Acho que, em muitos aspectos, nós, os autistas, somos as pessoas normais e vocês é que são estranhos.

Sobretudo no que toca às crises de sustentabilidade, porque toda a gente continua a dizer que as alterações climáticas são uma ameaça existencial e que são o assunto mais importante de todos. Mas, apesar disso, continuam a agir como antes.

Não consigo compreender isso. Se as emissões têm de parar, então temos de travar essas emissões. Para mim é preto ou branco. Não há áreas cinzentas quando se trata da sobrevivência. Ou continuamos a ser uma civilização ou não continuamos. Temos de mudar.", afirma Greta Thunberg, no livro A Nossa Casa arde.

O livro conta a história de Greta Thunberg, dos seus pais e da irmã. É o relato de como uma família decidiu confrontar-se com uma crise iminente que afeta o nosso planeta. O P3 publica, em primeira mão, o primeiro capítulo do livro, com lançamento marcado em Portugal, para 19 de junho pela Editorial Presença.

A reportagem é publicada por Público, 06-06-2019.

Eis o primeiro capítulo.

"Chamo-me Greta Thunberg. Sou uma ativista sueca pelo clima.

(1) Quando tinha mais ou menos oito anos, ouvi falar pela primeira vez de uma coisa chamada alterações climáticas, ou aquecimento global. Pelo que percebi, tratava-se de uma coisa que os seres humanos tinham criado por causa do seu modo de vida.

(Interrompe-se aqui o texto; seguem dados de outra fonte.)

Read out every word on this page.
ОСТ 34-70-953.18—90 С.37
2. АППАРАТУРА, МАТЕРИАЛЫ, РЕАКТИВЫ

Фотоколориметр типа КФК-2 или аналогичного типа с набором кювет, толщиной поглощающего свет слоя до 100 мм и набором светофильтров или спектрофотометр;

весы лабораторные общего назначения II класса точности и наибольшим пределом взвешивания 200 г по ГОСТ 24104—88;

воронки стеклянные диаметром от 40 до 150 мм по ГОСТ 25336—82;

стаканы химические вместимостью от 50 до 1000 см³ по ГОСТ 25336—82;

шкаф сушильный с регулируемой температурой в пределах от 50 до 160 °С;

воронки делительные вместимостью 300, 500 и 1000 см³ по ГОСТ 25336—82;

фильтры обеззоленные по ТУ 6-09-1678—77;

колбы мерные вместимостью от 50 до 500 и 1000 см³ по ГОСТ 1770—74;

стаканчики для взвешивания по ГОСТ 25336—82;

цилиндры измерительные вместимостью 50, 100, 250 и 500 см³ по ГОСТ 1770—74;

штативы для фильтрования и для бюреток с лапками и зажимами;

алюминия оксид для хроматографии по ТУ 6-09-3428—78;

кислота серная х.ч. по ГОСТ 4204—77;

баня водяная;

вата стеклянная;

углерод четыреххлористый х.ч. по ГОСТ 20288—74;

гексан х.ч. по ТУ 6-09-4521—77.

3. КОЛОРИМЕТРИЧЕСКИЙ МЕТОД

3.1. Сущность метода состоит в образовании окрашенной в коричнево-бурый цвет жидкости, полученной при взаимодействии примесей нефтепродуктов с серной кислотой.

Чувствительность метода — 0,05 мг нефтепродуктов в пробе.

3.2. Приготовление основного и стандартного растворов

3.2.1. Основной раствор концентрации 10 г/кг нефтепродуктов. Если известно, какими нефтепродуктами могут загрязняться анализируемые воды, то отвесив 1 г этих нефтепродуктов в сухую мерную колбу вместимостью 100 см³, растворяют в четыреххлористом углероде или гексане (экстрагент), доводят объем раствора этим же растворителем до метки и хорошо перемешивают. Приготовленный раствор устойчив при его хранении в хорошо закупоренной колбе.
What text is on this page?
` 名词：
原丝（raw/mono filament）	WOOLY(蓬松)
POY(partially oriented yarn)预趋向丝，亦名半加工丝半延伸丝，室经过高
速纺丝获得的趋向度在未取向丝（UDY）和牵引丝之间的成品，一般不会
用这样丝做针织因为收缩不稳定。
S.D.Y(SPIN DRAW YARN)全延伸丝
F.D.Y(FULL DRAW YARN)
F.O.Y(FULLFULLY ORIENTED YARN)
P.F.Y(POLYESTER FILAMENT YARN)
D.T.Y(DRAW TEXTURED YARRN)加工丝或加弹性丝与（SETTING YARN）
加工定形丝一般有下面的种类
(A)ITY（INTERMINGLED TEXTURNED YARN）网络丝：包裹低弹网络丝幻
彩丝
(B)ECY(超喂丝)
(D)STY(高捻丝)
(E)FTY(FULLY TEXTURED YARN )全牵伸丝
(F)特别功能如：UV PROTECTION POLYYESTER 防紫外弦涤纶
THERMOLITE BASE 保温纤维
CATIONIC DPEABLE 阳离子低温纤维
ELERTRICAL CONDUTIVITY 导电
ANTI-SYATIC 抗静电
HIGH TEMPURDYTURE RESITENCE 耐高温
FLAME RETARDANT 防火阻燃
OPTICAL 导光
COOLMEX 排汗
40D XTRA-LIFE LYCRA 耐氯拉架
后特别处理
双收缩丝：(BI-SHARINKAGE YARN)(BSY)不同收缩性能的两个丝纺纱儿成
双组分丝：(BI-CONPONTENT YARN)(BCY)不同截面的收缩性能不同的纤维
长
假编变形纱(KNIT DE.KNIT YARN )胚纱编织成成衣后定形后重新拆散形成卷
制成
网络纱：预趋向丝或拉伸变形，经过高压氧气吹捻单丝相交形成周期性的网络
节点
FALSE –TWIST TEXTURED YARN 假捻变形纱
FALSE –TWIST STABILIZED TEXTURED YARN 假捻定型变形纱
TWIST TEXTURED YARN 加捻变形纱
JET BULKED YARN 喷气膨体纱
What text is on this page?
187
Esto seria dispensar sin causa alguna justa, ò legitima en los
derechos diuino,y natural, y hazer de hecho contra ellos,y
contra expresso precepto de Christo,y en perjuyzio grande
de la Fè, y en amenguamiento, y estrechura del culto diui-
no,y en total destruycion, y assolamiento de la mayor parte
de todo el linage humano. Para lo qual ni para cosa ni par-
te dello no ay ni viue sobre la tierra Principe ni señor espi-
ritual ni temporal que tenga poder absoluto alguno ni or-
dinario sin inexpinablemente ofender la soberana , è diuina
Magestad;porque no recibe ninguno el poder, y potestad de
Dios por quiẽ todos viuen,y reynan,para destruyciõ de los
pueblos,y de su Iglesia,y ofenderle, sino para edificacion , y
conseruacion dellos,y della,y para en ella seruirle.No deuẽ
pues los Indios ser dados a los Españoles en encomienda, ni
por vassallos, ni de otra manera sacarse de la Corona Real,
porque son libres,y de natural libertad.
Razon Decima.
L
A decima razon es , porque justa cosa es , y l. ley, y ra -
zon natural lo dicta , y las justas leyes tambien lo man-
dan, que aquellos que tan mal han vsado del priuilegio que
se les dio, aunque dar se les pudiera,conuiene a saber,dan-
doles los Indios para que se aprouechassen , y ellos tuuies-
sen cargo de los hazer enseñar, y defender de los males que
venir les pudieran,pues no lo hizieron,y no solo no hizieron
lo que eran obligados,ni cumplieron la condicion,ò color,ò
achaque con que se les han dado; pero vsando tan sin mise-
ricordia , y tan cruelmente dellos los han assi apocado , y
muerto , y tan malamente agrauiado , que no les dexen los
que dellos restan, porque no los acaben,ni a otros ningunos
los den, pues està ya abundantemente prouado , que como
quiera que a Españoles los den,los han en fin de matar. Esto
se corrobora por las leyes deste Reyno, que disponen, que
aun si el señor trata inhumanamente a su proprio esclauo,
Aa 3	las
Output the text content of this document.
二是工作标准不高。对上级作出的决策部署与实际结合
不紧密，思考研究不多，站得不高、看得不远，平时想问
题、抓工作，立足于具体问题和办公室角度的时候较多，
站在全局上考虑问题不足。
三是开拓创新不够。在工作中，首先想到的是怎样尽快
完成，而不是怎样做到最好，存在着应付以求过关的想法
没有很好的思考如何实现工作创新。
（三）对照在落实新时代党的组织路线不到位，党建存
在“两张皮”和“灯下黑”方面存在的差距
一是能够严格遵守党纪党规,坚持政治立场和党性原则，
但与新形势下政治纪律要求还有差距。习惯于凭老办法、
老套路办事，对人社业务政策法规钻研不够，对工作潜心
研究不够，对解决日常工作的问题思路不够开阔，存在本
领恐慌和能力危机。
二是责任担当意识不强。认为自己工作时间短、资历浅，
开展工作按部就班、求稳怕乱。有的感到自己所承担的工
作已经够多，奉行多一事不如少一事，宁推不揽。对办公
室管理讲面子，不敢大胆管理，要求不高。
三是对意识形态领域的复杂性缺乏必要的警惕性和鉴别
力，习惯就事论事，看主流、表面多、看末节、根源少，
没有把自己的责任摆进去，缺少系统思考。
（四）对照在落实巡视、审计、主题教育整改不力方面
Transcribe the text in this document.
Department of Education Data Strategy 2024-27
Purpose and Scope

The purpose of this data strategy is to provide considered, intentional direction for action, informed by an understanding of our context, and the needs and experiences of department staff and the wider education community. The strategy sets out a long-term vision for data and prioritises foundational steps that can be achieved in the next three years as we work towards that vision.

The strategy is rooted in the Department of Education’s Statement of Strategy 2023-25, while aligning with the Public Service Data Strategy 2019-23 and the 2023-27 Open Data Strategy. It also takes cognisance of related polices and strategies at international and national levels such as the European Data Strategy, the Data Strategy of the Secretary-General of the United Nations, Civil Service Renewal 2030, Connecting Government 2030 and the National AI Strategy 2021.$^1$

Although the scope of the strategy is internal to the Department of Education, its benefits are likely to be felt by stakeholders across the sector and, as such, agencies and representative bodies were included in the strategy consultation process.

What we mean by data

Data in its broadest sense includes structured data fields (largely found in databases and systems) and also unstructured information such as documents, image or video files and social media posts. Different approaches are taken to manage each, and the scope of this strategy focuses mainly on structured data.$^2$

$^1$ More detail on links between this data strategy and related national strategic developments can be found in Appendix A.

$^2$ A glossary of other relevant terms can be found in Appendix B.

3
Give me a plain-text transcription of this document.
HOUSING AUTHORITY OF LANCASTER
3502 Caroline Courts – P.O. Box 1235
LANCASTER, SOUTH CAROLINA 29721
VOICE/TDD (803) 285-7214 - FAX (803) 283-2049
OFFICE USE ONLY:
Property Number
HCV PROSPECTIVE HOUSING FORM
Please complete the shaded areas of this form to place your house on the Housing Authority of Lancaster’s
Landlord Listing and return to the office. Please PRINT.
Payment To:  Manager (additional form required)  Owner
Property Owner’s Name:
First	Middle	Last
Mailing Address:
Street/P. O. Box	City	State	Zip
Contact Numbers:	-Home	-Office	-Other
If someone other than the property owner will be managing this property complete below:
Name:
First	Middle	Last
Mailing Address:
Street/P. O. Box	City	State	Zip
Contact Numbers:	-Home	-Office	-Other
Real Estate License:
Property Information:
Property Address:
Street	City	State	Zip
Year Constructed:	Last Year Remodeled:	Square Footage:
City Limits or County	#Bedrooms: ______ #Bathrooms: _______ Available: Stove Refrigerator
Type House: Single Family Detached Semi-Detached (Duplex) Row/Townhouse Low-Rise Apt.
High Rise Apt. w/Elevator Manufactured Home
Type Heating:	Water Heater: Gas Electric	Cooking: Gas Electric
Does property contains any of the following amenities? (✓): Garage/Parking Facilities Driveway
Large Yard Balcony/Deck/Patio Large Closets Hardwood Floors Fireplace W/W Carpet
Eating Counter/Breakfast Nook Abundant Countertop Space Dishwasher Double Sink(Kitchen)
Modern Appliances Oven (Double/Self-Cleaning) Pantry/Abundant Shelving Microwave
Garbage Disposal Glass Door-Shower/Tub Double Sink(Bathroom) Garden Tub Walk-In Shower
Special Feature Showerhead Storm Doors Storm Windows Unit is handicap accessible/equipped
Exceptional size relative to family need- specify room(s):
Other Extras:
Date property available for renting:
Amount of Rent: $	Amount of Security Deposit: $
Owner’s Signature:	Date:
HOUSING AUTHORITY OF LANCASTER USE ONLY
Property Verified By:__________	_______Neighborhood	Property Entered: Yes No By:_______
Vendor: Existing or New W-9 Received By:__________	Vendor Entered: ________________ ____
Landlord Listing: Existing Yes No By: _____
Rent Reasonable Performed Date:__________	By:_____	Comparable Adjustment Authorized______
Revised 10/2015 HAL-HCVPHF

Disseram-me para desligar as luzes para poupar energia e para reciclar papel de modo a poupar recursos.

Lembro-me de ter pensado que era muito estranho que os seres humanos, uma espécie animal entre tantas outras, tivessem capacidade para alterar o clima da Terra. Porque, se tivéssemos mesmo essa capacidade e se isso estivesse realmente a acontecer, não se poderia falar de outra coisa. Assim que ligássemos a televisão, só ouviríamos falar disso. Nas notícias, nas estações de rádio, nos jornais. Nunca leríamos nem ouviríamos falar de mais nada. Seria como se estivesse a decorrer uma guerra mundial.

Mas... Ninguém falava disso. Nunca.

Se queimar combustíveis fósseis era assim tão mau, ao ponto de ameaçar a nossa própria existência, como é que as pessoas conseguiam continuar a agir como antes? Porque não havia restrições? Porque não passava a ser ilegal fazê-lo?

Para mim, nada daquilo fazia sentido. Era demasiado absurdo.

(2) Depois, quando fiz onze anos, fiquei doente. Entrei em depressão. Deixei de falar. E parei de comer. Em dois meses, perdi cerca de dez quilos.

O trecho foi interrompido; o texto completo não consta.